La plainte initiale de Jean-Pierre Zablot, datée du 9 janvier, a été révélée par les journalistes Mathias Destal (Marianne) et Marine Turchi (Mediapart) dans le livre Marine est au courant de tout... (Flammarion), paru mercredi.

Payé "au noir"

Surnommé "Z2", Jean-Pierre Zablot se présente dans le livre comme un ex-membre du DPS, le service de sécurité du FN, et comme chauffeur attitré de Jean-Marie Le Pen. "Il m'arrivait de conduire Marine aussi", explique-t-il aux journalistes. Il raconte ses journées-type, à rallonge selon lui, sans "vacances" ni "week-ends", de "l'esclavage moderne", le tout pour 2 000 euros mensuels, payés "au noir".

En avril 2015, d'après le livre, il tombe malade. Atteint de "graves difficultés pulmonaires, d'insuffisance rénale et d'anémie", le FN se passe de ses services. "J'ai été abandonné comme un chien", accuse-t-il.

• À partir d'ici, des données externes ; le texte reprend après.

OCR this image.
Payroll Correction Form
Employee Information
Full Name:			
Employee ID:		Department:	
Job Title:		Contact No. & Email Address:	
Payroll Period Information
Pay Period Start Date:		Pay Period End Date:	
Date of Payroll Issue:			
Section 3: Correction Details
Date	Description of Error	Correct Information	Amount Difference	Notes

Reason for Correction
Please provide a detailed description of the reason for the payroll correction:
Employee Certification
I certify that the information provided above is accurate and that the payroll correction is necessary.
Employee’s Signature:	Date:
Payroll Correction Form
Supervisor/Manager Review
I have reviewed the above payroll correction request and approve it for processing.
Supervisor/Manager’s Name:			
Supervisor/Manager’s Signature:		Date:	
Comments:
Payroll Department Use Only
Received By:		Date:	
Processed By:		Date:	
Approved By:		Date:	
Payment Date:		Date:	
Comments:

Le FN "réfute toutes les allégations"

Il raconte toutefois que Nicolas Lesage, directeur de cabinet de Marine Le Pen, lui a annoncé que le FN lui donnerait "10 000 euros". Jean-Marie Le Pen lui a aussi donné "4 000 euros" et Fraternité française, une association dont la présidente d'honneur est la femme de Jean-Marie Le Pen, Jany, lui a donné 7 800 euros. Soit un total de 21 800 euros de promesse et de versements de dons.

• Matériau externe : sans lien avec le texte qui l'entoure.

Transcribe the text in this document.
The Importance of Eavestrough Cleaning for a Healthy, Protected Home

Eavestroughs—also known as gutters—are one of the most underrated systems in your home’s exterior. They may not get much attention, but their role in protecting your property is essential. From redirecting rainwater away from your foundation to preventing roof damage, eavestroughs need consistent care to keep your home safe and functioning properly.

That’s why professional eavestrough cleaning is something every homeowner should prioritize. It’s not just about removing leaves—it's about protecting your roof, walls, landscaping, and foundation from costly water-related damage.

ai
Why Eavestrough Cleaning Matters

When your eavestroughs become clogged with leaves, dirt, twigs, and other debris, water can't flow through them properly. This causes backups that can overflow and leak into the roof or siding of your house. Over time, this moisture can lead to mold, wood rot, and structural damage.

D'après les auteurs du livre, le cabinet de l'avocat William Bourdon a adressé une mise en demeure à Marine Le Pen, à la mi-juillet 2016, et reçu une réponse du trésorier du FN, Wallerand de Saint Just. Ce dernier dit "réfuter absolument toutes les allégations de M. Zablot". Toujours d'après les auteurs, c'est Jean-Marie Le Pen qui a poussé Jean-Pierre Zablot à s'adresser au Front national, avec lequel il est en conflit.